*Creative Non-Fiction inspired by the writing style of Alejandro Zambra*
Watching videos was a staple of my childhood. My first experience of Cinderella was the Disney straight-to-VHS Rodger and Hammerstein’s version with Whitney Houston as the fairy godmother and Brandy as Cinderella. I suppose now, I could pretend that this experience was a deliberate attempt, on the part of my mum and grandma, to give me black idols who looked like me so I wouldn’t grow up hating the colour of my skin. I mean, my mum did look like Brandy at the time because she also had single braids. However, I think the actual reason was that it was the only video my grandma owned apart from the animated version of The King and I.
She loved musicals and any version she could get her hands on she would. Every Sunday, we would sit on her seventies, velour fabric sofa and watch The King and I and Cinderella – well considering she was blind, I guess I watched, and she listened. We would then watch Songs of Praise as an intermission and sing the hymns. When I got older, and became more disenfranchised with my faith, singing the hymns with my grandma was my only tether to the Church. I hated watching it, but it made her happy when we sang together, and nothing made me happier than her being happy. Afterwards, my mum put on the Collin Firth version of Pride and Prejudice (and from 2005, the Keira Knightly version) for us to watch whilst having our tea.
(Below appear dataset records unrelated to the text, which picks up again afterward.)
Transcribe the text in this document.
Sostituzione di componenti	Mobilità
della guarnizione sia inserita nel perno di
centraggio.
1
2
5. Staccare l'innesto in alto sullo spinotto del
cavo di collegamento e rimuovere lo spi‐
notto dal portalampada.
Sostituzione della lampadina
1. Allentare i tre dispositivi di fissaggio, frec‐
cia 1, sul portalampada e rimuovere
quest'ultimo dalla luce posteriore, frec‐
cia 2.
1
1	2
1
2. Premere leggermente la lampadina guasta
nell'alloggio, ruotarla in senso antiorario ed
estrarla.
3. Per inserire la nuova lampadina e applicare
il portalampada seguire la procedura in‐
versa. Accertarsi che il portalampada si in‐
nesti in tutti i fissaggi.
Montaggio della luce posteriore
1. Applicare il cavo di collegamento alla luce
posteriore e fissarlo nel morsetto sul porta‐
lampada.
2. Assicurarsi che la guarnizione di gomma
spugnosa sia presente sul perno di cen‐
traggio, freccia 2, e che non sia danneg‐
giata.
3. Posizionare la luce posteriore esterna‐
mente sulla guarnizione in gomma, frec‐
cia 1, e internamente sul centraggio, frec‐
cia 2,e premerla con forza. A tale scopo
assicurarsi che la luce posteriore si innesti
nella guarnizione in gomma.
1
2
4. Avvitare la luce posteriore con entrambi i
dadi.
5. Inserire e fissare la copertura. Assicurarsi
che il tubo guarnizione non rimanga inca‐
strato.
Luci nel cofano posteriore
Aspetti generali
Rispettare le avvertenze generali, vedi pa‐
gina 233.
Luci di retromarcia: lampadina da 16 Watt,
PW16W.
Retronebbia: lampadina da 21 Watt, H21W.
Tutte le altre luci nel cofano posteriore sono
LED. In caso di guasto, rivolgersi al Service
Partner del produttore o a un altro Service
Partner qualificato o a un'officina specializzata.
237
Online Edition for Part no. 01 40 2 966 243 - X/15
As the years went by this Sunday routine spread over the weekend to fit in more musicals like The Fighting Temptations, Sister Act one and two, Beauty and the Beast and The Lion King Two: Simba’s Pride which would be the only film in the Lion King franchise that I would see up until the age of twelve. I want to be clear, it was not for lack of money, time or resources that I never saw the original Lion King nor the third film in the franchise, it was solely down to my lack of interest as I firmly believed nothing could surpass the musical genius of Simba’s Pride.
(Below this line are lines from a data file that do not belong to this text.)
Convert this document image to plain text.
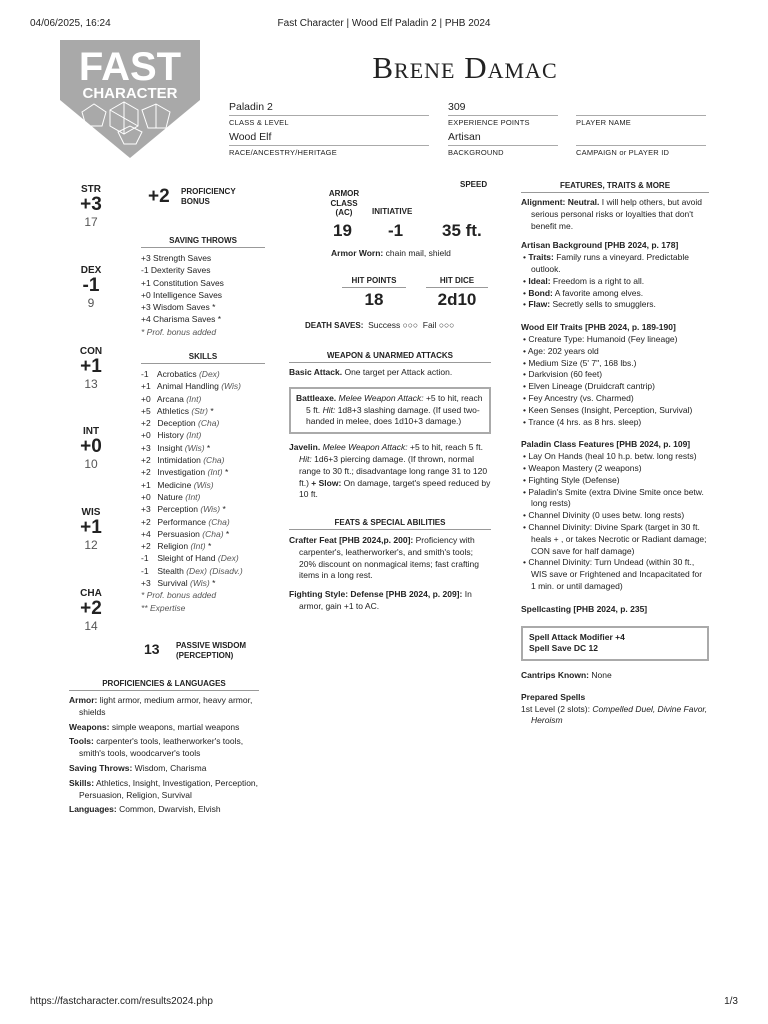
04/06/2025, 16:24	Fast Character | Wood Elf Paladin 2 | PHB 2024
https://fastcharacter.com/results2024.php	1/3
FAST
CHARACTER
Brene Damac
Paladin 2
CLASS & LEVEL
309
EXPERIENCE POINTS	PLAYER NAME
Wood Elf
RACE/ANCESTRY/HERITAGE
Artisan
BACKGROUND	CAMPAIGN or PLAYER ID
STR
+3
17
DEX
-1
9
CON
+1
13
INT
+0
10
WIS
+1
12
CHA
+2
14
+2 PROFICIENCY
BONUS
SAVING THROWS
+3 Strength Saves
-1 Dexterity Saves
+1 Constitution Saves
+0 Intelligence Saves
+3 Wisdom Saves *
+4 Charisma Saves *
* Prof. bonus added
SKILLS
-1 Acrobatics (Dex)
+1 Animal Handling (Wis)
+0 Arcana (Int)
+5 Athletics (Str) *
+2 Deception (Cha)
+0 History (Int)
+3 Insight (Wis) *
+2 Intimidation (Cha)
+2 Investigation (Int) *
+1 Medicine (Wis)
+0 Nature (Int)
+3 Perception (Wis) *
+2 Performance (Cha)
+4 Persuasion (Cha) *
+2 Religion (Int) *
-1 Sleight of Hand (Dex)
-1 Stealth (Dex) (Disadv.)
+3 Survival (Wis) *
* Prof. bonus added
** Expertise
13 PASSIVE WISDOM
(PERCEPTION)
PROFICIENCIES & LANGUAGES
Armor: light armor, medium armor, heavy armor, shields
Weapons: simple weapons, martial weapons
Tools: carpenter's tools, leatherworker's tools, smith's tools, woodcarver's tools
Saving Throws: Wisdom, Charisma
Skills: Athletics, Insight, Investigation, Perception, Persuasion, Religion, Survival
Languages: Common, Dwarvish, Elvish
SPEED
ARMOR CLASS (AC)	INITIATIVE
19 -1 35 ft.
Armor Worn: chain mail, shield
HIT POINTS	HIT DICE
18	2d10
DEATH SAVES: Success ○○○ Fail ○○○
WEAPON & UNARMED ATTACKS
Basic Attack. One target per Attack action.
Battleaxe. Melee Weapon Attack: +5 to hit, reach 5 ft. Hit: 1d8+3 slashing damage. (If used two-handed in melee, does 1d10+3 damage.)
Javelin. Melee Weapon Attack: +5 to hit, reach 5 ft. Hit: 1d6+3 piercing damage. (If thrown, normal range to 30 ft.; disadvantage long range 31 to 120 ft.) + Slow: On damage, target's speed reduced by 10 ft.
FEATS & SPECIAL ABILITIES
Crafter Feat [PHB 2024,p. 200]: Proficiency with carpenter's, leatherworker's, and smith's tools; 20% discount on nonmagical items; fast crafting items in a long rest.
Fighting Style: Defense [PHB 2024, p. 209]: In armor, gain +1 to AC.
FEATURES, TRAITS & MORE
Alignment: Neutral. I will help others, but avoid serious personal risks or loyalties that don't benefit me.
Artisan Background [PHB 2024, p. 178]
• Traits: Family runs a vineyard. Predictable outlook.
• Ideal: Freedom is a right to all.
• Bond: A favorite among elves.
• Flaw: Secretly sells to smugglers.
Wood Elf Traits [PHB 2024, p. 189-190]
• Creature Type: Humanoid (Fey lineage)
• Age: 202 years old
• Medium Size (5' 7", 168 lbs.)
• Darkvision (60 feet)
• Elven Lineage (Druidcraft cantrip)
• Fey Ancestry (vs. Charmed)
• Keen Senses (Insight, Perception, Survival)
• Trance (4 hrs. as 8 hrs. sleep)
Paladin Class Features [PHB 2024, p. 109]
• Lay On Hands (heal 10 h.p. betw. long rests)
• Weapon Mastery (2 weapons)
• Fighting Style (Defense)
• Paladin's Smite (extra Divine Smite once betw. long rests)
• Channel Divinity (0 uses betw. long rests)
• Channel Divinity: Divine Spark (target in 30 ft. heals + , or takes Necrotic or Radiant damage; CON save for half damage)
• Channel Divinity: Turn Undead (within 30 ft., WIS save or Frightened and Incapacitated for 1 min. or until damaged)
Spellcasting [PHB 2024, p. 235]
Spell Attack Modifier +4
Spell Save DC 12
Cantrips Known: None
Prepared Spells
1st Level (2 slots): Compelled Duel, Divine Favor, Heroism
Most people make fun of this routine, as if we didn’t know it was ridiculous but not many people my age can quote, in their entirety, both proposals and responses from the Pride and Prejudice adaptations. A sociologist could argue that this routine enriched my ‘cultural capital’. But this routine helped create a bond within me and my grandma that would withstand the ups and downs in my relationships with my mum and dad, the dementia, and eventually, even her death.